2011.08.31 Wednesday
映画:日輪の遺産
2011年度114本目の映画(洋画37本・邦画38本・アジア映画4本・洋画アニメ5本・邦画アニメ20本・特撮ヒーロー物5本・旧作5本)です。どぉ〜も自分は、浅田次郎原作の作品はピンと来ないんですよね。『鉄道員』も特に優れたアイデアがあるわけではなかったですし、要は共感できるかどうかの問題で、それは『オリヲン座からの招待状』もそうでした。『一杯のかけそば』に泣けるかどうかと同じレベルで。『椿山課長の七日間』や『憑神』はまだしも、『地下鉄に乗って』は腹が立ちましたからね。
※以下ネタバレがありますので、読み進める方は自己責任でお願いしますm(__)m
『日輪の遺産』
●『鉄道員』の浅田次郎原作、『半落ち』の佐々部清監督による歴史ミステリー。軍の密令を受けてGHQ最高司令官マッカーサーの財宝を盗んだエリート将校と 20人の少女がたどる壮絶な運命を描く。『武士の家計簿』の堺雅人をはじめ、中村獅童、八千草薫ら豪華キャストの競演で日本人の矜持を骨太に描き切った感動作だ。
※以下ネタバレがありますので、読み進める方は自己責任でお願いしますm(__)m
本作も、マキャベリの「謙譲の美徳をもってすれば相手の尊大さに勝てると信ずる者は、誤りを犯す破目に陥る」という言葉を送りたくなるような内容ですね。物量戦で負けた日本が精神で勝つ、なんてのを戦後の日本製品がアメリカであふれた状況をもって復習の完了とするのなら、ではアメリカ製のOSがあふれかえったパソコンやスマートフォンの状況は、再度負けたということですかという話です。そういう土俵に上げた時点で、物事を矮小化し、なおかつ采配ボクの可能性を引き寄せてしまうわけですから、非常に危ういナショナリズムです。

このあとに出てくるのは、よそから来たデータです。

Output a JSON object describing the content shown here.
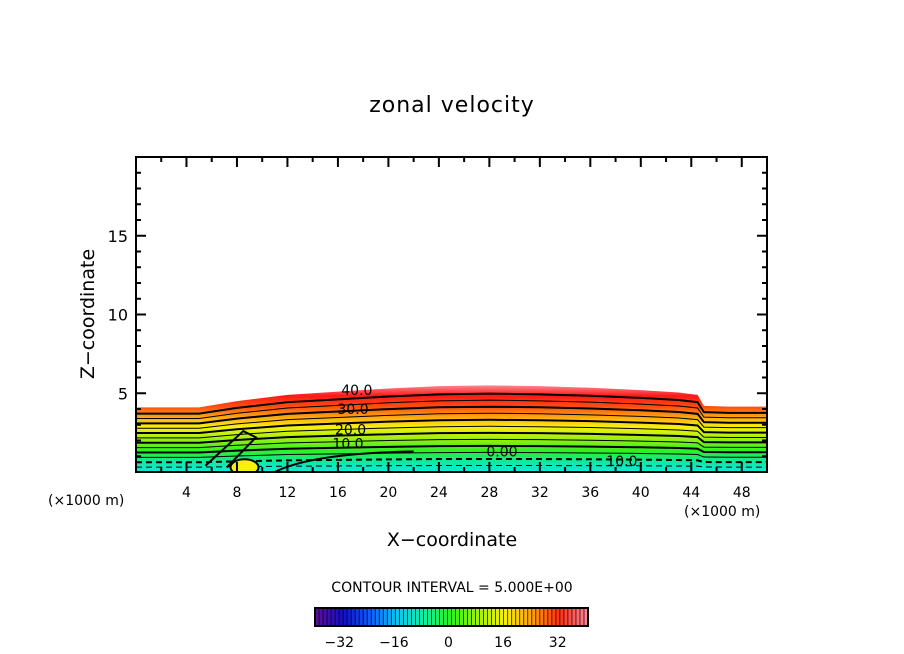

なので、少女たちの遺体を見てマッカーサーが畏れ感服するのは、非常に日本的な反応の期待でしかないです。アメリカ人に死者を悼む気持ちがないとか、そんな馬鹿げたことを言ってるのではないです。肉体は魂の入れ物でしかないというキリスト教的生命感を持っているアメリカ人と、遺品のカケラにもその人の魂がこもり、死後も草葉の陰て魂魄が見守り続けるという日本人の死生観とは、根本的に異なるというだけです。マキャベリの言葉は、自分基準で相手に期待すると、間違いだよということ。